Fundraising-Echo: Im Jahr 2017 folgte dann der nächste Schritt. Können Sie unseren Lesern schildern, womit Sie sich in den vergangenen Monaten beschäftigt haben?

Jasmin Güngör: Durch den Boom im Jahr 2017 haben wir uns nach dem Sommer dazu entschlossen, im vierten Quartal eine Homepage (www.bitcoinspenden.at) aufzubauen und die Hardware Wallet Ledger Nano S anzuschaffen. Damit haben wir sozusagen inhouse den Grundstein für einen professionellen Umgang mit Kryptowährungen gelegt. Wallet nennt man einen sicheren Aufbewahrungsort, an dem man digitale Währungen speichern kann.

Fundraising-Echo: Wie läuft ein Spendenvorgang mit Bitcoin ab?

Jasmin Güngör: Alle notwendigen Informationen finden Sie auf www.bitcoinspenden.at Es funktioniert ganz einfach.

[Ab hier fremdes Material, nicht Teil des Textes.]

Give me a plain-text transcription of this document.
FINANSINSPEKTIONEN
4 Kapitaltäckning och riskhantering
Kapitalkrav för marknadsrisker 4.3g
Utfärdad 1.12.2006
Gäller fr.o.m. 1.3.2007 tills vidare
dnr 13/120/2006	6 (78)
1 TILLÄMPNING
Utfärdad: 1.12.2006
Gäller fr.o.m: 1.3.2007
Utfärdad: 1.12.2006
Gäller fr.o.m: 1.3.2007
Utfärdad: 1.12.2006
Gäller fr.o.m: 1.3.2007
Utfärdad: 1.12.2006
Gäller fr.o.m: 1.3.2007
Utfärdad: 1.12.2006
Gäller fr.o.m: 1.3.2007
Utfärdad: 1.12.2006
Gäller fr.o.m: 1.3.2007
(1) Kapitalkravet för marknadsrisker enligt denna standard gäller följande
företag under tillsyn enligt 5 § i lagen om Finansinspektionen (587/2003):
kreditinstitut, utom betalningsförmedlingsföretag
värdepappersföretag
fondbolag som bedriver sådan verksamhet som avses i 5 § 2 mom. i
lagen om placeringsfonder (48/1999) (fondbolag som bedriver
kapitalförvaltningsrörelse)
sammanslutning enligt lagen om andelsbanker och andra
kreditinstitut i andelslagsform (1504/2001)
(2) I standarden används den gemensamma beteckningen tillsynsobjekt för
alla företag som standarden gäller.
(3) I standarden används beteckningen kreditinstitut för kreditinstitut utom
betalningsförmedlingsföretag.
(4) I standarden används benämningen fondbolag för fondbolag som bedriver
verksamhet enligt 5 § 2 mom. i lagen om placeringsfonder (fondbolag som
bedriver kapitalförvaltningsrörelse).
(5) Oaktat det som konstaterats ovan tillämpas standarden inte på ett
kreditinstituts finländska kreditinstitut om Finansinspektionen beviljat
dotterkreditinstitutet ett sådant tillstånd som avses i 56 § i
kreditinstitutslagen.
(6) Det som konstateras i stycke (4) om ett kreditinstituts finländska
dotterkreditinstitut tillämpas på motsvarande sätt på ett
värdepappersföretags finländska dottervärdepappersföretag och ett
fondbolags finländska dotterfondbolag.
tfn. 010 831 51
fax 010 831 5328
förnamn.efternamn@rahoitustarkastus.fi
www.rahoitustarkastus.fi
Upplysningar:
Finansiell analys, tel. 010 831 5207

Unsere Wallet hat eine Adresse und einen dazugehörigen QR-Code, den man scannen kann, um die Adresse nicht eintippen zu müssen. Wenn man Bitcoin besitzt und diese spenden möchte, kann man den gewünschten Betrag an unsere Wallet schicken. Wir sammeln die Bitcoin und wandeln den Bestand in regelmäßigen Abständen in Euro um. Die erste Umwandlung haben wir im Januar 2018 vollzogen.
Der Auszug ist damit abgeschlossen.